3. A golf advertising sign said,  “1 birdie, 3 pheasants. I am legendary.” Are they saying pheasants aren’t birds? Are they saying you can kill pheasants with golf balls? What is the message here?

4. Target Free Thursdays. The Walker Art Center has free admission every Thursday from 5-9 p.m. There’s nothing funny about this one; it’s just a good deal if you like art museums.

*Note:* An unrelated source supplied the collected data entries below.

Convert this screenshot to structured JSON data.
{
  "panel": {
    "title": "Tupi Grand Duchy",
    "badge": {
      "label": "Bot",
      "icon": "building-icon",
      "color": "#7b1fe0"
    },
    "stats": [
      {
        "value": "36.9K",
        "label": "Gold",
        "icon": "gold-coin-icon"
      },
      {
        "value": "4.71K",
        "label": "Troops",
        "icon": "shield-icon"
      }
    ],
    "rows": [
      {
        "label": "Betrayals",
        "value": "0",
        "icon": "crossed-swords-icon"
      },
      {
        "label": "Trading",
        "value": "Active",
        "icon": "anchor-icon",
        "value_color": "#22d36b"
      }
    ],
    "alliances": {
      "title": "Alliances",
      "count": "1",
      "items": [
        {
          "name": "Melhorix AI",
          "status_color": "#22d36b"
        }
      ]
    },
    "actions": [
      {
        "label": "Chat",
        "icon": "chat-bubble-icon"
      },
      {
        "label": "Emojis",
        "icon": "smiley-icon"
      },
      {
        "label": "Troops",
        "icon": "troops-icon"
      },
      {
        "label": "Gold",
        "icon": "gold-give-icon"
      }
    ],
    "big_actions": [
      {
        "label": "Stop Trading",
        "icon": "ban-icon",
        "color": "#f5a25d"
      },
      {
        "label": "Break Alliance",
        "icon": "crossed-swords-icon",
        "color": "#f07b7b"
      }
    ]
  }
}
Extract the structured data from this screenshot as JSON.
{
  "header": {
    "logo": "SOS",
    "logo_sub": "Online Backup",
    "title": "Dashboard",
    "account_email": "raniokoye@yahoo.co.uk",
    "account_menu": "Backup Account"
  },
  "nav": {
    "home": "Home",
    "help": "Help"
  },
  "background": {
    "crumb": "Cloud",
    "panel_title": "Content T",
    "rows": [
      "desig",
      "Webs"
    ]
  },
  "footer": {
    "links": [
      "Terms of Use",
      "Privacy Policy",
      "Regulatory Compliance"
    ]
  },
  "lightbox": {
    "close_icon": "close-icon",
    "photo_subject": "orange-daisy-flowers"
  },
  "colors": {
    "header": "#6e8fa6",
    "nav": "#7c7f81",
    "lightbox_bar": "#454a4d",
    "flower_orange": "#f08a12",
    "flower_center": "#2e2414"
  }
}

We keep getting messages from friends and family saying things like “So, when are you coming to see us?”  to which we say, “Not yet.”  I guess I’d better explain. Dave gets homesick. Minneapolis was home his whole life until we hit the road last year. I’m afraid if we stay here too long we will never leave again. So we made a deal we would come here for most of the summer but we would take trips away from The Cities regularly during that time so we wouldn’t get too strongly attached again. So my next posts will come from our trip up the Great River Road to the headwaters of the Mississippi River. Then we’ll be back in The Cities for a little over a week visiting more friends and letting Dave get in a couple more model railroad operating sessions. Then we go to Winnebago’s big annual together in Iowa. Then we go back to The Cities to visit some more and do all our medical appointments. So we’ll be in and out of “home” until at least the middle of August. By then we should have managed to see everyone who still wants to see us.  So, if you are one of them, be patient, please; your turn is coming.